You can try to implement those yourself! Anyway, here goes the structure in a bit more detail.

In [3]:
   
class RegretPlayer():
    def __init__(self):
        self.regret_sum = np.zeros(3)
        self.my_moves = []
        self.other_moves = []
        
    def move(self, strategy):
        # Input: a vector of probability distributions for actions
        # Output: a pure action
        
        r = random.uniform(0,1)
        n_actions = len(strategy)
        
        a = 0
        cumulative_proba = 0.0
        
        while a<n_actions-1:
            cumulative_proba += strategy[a] 
            if r < cumulative_proba: return a
            a +=1
        return a

    def regret(self):
        
        if len(self.my_moves)>0:
            my_action = self.my_moves[-1]
            his_action = self.other_moves[-1]
        else:
            return np.zeros(3)
        
        # Payoffs from player's perspective perspective
        my_payoff = np.zeros(3)
        
        # If we play the same, I don't get any payoff
        my_payoff[his_action] = 0.
                 
        # I win when he plays scissors and I pay rock, 
        # or when I play the "next" (Rock = 0, Paper = 1, Scissors = 2)
        my_payoff[0 if his_action == 2 else his_action + 1] = 1
                
        # I lose when I play scissors and he plays rock, 
        # or when I play the "previous" action         
        my_payoff[2 if his_action == 0 else his_action -1] = -1
                 
        regrets = [my_payoff[a]-my_payoff[my_action] for a in range(3)]
        regrets = np.array(regrets)
        return regrets
               
    def get_regret_mixed_strategy(self):
    
        normalize_sum = 0.0
        strategy = np.zeros(3)
        regret = self.regret()                   
        
        for a in range(3):
            strategy[a] = max(self.regret_sum[a],0)
            normalize_sum += strategy[a]
            
        # If all regrets are positive, play randomly
        if normalize_sum > 0:
            strategy = strategy / normalize_sum
        else:
            strategy = np.ones(3)/3
        
        self.regret_sum += regret
        
        return strategy            


Now we need a function that simulates the game:

In [4]:
def run(n_rounds = 1000, verbose=False):
    p1 = RegretPlayer()
    p2 = RegretPlayer() 
    strategies = []
    total_p1 = 0.0
    total_p2 = 0.0

    for n in range(1,n_rounds):
        
        regret_strategy_p1 = p1.get_regret_mixed_strategy()
        regret_strategy_p2 = p2.get_regret_mixed_strategy()
        
        m1 = p1.move(regret_strategy_p1)      
        m2 = p2.move(regret_strategy_p2)
        
        # Save the regret strategies
        strategies.append((regret_strategy_p1,regret_strategy_p2))
                
        # Players update the info of the moves
        p1.my_moves.append(m1)
        p1.other_moves.append(m2)
        
        p2.my_moves.append(m2)
        p2.other_moves.append(m1)    
            

        #### Display results: useful for debugging
        if verbose:
            moves_map = {0:"Rock", 1:"Paper", 2:"Scissors"}
            print('-'*50)
            print("Player 1 strategy:", regret_strategy_p1)
            print("Player 2 strategy:", regret_strategy_p2)
            print("My move: %s" % moves_map[m1])
            print("His move: %s" % moves_map[m2])


    return strategies

eq = run()



Note that it is the **average** strategy profile that converges to the Nash equilibrium strategy!

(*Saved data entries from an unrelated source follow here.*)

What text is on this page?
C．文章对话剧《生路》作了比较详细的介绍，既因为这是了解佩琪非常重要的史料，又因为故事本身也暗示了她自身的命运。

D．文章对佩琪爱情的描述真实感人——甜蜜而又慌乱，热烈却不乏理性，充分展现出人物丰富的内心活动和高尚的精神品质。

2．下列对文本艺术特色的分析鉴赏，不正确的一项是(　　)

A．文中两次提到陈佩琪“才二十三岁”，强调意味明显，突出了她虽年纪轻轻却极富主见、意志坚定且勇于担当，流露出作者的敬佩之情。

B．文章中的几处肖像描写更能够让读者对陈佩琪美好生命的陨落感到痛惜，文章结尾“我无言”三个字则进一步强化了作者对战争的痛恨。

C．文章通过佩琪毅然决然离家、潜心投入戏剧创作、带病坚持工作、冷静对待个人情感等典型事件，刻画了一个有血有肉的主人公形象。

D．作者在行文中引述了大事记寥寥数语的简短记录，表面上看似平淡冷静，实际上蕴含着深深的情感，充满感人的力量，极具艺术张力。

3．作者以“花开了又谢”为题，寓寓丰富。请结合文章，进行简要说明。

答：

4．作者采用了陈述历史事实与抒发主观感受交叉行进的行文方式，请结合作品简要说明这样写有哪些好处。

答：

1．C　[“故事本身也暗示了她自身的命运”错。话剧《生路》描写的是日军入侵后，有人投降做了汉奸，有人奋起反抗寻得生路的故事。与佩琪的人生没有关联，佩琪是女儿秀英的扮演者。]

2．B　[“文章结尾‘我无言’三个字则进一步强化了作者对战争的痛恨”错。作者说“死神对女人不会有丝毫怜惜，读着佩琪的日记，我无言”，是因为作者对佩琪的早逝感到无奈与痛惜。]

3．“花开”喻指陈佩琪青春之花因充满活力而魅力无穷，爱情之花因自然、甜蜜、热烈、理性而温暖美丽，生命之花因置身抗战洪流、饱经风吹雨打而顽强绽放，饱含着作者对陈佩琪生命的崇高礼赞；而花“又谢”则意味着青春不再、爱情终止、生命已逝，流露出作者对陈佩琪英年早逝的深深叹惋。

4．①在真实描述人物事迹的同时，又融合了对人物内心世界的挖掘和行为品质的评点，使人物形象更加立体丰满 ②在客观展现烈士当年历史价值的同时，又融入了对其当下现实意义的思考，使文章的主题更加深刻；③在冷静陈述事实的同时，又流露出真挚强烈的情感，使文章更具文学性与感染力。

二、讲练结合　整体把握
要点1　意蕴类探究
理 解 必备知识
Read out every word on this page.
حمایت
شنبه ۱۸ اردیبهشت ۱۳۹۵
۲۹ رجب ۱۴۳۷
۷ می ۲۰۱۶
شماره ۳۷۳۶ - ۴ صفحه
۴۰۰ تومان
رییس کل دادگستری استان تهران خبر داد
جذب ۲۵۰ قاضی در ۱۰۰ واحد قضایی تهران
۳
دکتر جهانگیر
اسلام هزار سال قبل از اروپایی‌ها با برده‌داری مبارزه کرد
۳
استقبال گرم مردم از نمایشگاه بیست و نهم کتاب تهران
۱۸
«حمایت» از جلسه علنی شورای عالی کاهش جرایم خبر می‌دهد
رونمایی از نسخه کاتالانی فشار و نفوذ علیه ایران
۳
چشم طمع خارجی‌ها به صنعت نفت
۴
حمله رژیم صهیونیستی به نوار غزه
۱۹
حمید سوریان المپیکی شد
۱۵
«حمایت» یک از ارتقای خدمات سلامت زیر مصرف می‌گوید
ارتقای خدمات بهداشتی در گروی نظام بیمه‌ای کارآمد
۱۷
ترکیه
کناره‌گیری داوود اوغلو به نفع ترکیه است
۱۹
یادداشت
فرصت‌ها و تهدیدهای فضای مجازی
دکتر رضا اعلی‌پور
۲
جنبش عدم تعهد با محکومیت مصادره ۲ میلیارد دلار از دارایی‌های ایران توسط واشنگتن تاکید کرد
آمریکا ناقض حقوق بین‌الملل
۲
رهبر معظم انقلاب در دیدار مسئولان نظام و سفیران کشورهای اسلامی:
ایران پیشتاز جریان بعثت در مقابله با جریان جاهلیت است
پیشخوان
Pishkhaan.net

In this case, we know that the Nash equilibrium strategy is to play randomly each action with equal probability, that means, we expect the vector $\left (\frac{1}{3},\frac{1}{3},\frac{1}{3} \right).$

In [5]:
average_strategy_p1 = np.mean([x[0] for x in eq], axis=0)
average_strategy_p2 = np.mean([x[1] for x in eq], axis=0)
print("Average strategy of player 1: ", average_strategy_p1)
print("Average strategy of player 2: ", average_strategy_p2)

Average strategy of player 1:  [ 0.32  0.31  0.37]
Average strategy of player 2:  [ 0.34  0.34  0.32]


Now we have a Nash equilibrium strategy ready to use!